This is text version of remarks I made at Beth El Memorial Park at our annual Memorial Service –
The Torah reading for Yom Kippur day comes from the 16th chapter of the Book of Leviticus, and offers a description of the ancient ritual of the scapegoat that was enacted by the High Priest on Yom Kippur at the Temple in Jerusalem. The text is filled with detailed information about the ritual – what clothes the High Priest wore, precisely how the scapegoat was chosen, how the sacrifices were to be performed, how the blood from the animals was to be sprinkled on the altar. It is more textbook than text, more instruction manual than narrative.
But there is one detail in the reading that is deeply personal. It comes in the very first verse of the chapter, which reads as follows: וידבר ה׳ אל משה אחרי מות שני בני אהרון – and it was after the death of Aaron’s two sons when God spoke to Moses. There is no connection between Aaron’s terrible loss and his unspoken grief and the Yom Kippur ritual. Aaron’s loss is private, his struggle with grief is an internal struggle. But the ritual of the scapegoat is public, performed before the assembled people, and on their behalf. So I’ve often wondered why the Torah text includes that detail about the death of Aaron’s sons.

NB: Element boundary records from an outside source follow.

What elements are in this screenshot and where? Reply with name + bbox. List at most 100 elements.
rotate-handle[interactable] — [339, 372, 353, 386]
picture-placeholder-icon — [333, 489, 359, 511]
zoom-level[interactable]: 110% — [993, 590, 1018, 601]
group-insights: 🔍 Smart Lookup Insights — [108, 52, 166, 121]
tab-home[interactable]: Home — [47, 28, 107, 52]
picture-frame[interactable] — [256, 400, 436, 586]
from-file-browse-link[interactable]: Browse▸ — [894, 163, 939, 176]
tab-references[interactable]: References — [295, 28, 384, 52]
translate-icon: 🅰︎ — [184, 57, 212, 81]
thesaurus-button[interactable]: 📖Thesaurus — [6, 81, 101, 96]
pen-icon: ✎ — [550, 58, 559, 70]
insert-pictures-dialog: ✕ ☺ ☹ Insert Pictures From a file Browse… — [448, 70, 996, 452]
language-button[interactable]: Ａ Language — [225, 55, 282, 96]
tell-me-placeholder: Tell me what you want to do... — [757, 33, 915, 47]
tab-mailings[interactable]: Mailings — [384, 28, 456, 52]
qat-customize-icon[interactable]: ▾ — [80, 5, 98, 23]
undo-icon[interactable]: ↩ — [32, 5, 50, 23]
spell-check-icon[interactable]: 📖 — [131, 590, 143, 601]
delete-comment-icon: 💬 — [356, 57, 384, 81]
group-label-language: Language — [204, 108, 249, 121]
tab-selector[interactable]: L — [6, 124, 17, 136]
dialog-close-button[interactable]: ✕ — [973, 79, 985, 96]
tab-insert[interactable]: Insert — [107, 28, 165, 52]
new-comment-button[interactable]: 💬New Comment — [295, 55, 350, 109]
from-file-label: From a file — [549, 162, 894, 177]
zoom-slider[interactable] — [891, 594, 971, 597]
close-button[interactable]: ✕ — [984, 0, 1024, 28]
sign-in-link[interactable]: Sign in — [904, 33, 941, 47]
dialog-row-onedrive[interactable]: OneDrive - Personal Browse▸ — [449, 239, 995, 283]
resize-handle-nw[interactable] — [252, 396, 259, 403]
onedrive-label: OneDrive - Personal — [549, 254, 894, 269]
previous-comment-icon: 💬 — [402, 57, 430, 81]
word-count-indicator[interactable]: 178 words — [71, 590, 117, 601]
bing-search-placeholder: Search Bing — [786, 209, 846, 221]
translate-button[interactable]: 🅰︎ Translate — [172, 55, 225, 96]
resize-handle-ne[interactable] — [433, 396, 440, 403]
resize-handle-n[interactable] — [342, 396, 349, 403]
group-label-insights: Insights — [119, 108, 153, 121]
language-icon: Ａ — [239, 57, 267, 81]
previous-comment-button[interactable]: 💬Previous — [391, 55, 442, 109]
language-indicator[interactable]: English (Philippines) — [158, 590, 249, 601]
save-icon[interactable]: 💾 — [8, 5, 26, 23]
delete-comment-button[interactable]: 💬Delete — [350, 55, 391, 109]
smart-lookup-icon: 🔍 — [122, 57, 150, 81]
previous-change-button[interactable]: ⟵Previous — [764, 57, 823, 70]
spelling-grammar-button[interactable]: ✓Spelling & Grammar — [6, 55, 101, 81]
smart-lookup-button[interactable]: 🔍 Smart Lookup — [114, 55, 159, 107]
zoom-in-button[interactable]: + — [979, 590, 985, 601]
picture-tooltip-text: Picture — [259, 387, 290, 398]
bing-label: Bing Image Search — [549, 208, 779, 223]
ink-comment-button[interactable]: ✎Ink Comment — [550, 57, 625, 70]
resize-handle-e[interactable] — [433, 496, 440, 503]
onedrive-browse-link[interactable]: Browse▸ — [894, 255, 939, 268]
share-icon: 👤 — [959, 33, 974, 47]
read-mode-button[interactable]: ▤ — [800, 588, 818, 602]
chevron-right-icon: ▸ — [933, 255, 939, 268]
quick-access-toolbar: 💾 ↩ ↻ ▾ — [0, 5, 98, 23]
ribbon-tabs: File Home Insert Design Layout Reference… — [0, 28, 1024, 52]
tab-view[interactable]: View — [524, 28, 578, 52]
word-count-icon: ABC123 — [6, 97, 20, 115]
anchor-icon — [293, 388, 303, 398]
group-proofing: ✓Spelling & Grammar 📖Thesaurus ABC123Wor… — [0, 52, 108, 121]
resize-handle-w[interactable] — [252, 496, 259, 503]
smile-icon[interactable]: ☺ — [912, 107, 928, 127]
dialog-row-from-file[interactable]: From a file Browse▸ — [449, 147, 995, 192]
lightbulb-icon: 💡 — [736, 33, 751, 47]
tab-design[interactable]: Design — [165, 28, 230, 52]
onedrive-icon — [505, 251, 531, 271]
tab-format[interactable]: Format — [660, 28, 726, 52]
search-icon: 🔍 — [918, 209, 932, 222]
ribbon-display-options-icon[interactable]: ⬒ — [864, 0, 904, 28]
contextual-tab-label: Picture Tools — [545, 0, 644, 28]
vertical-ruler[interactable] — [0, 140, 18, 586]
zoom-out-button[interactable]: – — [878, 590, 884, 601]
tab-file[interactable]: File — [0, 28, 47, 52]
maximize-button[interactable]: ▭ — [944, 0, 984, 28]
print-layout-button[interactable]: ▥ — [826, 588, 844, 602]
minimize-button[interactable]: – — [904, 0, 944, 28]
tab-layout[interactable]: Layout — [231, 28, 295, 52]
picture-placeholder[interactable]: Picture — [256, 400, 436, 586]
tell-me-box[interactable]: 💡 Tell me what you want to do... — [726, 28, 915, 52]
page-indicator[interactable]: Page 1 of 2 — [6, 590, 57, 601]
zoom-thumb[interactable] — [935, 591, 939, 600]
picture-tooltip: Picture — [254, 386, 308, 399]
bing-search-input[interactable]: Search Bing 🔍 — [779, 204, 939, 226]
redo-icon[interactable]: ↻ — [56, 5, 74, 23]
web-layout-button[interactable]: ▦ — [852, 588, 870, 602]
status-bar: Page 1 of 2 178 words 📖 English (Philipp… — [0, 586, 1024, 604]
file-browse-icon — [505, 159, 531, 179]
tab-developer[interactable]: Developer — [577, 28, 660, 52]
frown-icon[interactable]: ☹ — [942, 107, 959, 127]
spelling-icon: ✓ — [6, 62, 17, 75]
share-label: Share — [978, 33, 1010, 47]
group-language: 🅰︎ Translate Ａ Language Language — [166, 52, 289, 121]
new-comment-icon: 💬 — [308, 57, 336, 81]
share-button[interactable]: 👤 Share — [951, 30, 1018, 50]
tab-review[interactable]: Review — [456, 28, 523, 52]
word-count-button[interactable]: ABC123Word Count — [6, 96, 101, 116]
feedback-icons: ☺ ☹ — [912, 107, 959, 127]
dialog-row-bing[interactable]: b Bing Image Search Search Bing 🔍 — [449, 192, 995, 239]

I do know that there is a temptation to carry our losses with us wherever we go. The tradition tries to discourage us from doing that. Each stage of grief is finite, marked by the counting of a set number of days. The shiva ends and the mourner is pushed out of the shiva house, asked to walk through the doorway and back out into the world. The sheloshim – the thirty day period – is counted and concluded. There is a limit placed on the recitation of the kaddish prayer, which should be recited no longer than 11 months. But the journey from loss back to life, from a broken heart to one that has become whole again, is a difficult journey. People tell me that the last day of their kaddish is highly emotional, knowing it is the last time they will stand. It is hard to let go of grief, it is hard to reenter the world after a loss. It is tempting to stay in the place and to hold on to the sadness, because in doing so, in a way, we also hold on to the people we’ve lost.
And it is in part the everyday, the simple living of life, that draws us back into the world after loss. Going back to work, meeting a friend for lunch, coming to shul, going shopping, picking up the clothes at the dry cleaners, sweeping the floor and doing the laundry, spending time with the people that we love, watching a football game, reading a book. The fabric of life. Its substance, its day to day. The sun sets and rises, the world still turns, I have a role to play, and slowly but surely I reenter that world. I carry the losses with me always, I feel the grief everyday, but in the vast world around me, in my simple busyness, in my work and my friends, in all the tasks I must take care of, it is a smaller thing, my grief, more bearable, less intensely painful.
That may be the example that Aaron the High Priest sets for us on Yom Kippur day. Still suffering from the loss of his sons, he was needed, there was work to be done, others were looking to him for help and guidance and wisdom. He might have preferred to sit alone, to ponder what had happened, to spend long hours thinking about his sons. But he was pulled away from his loss, back into the world around him with all of its tumult and responsibility. And so it often is for us as the days and weeks and months go by. As Shiva and Shelosim end, as our kaddish period comes to a close, as we immerse in the day to day and return to the world.
But there are moments when the tradition calls us back to our losses and to the profound sadness that is always just underneath the surface. When the tradition, after pushing us out of the shiva house, after ending our kaddish, reminds us of how deep the wounds are, how fresh the feelings, how profound the loss, whether we are here today honoring someone who is gone for weeks or months or years. Yizkor is one of those moments. This Memorial service is as well. When we set aside the everyday tasks, when we leave the world that is all around us with its hustle and bustle, and we visit the cemetery, and say the ancient words, and remember, once again opening our hearts fully both to the losses we’ve had, and also to the lives that we cherished and remember today.
May those memories comfort us in this season of memory, and throughout the new year that is beginning.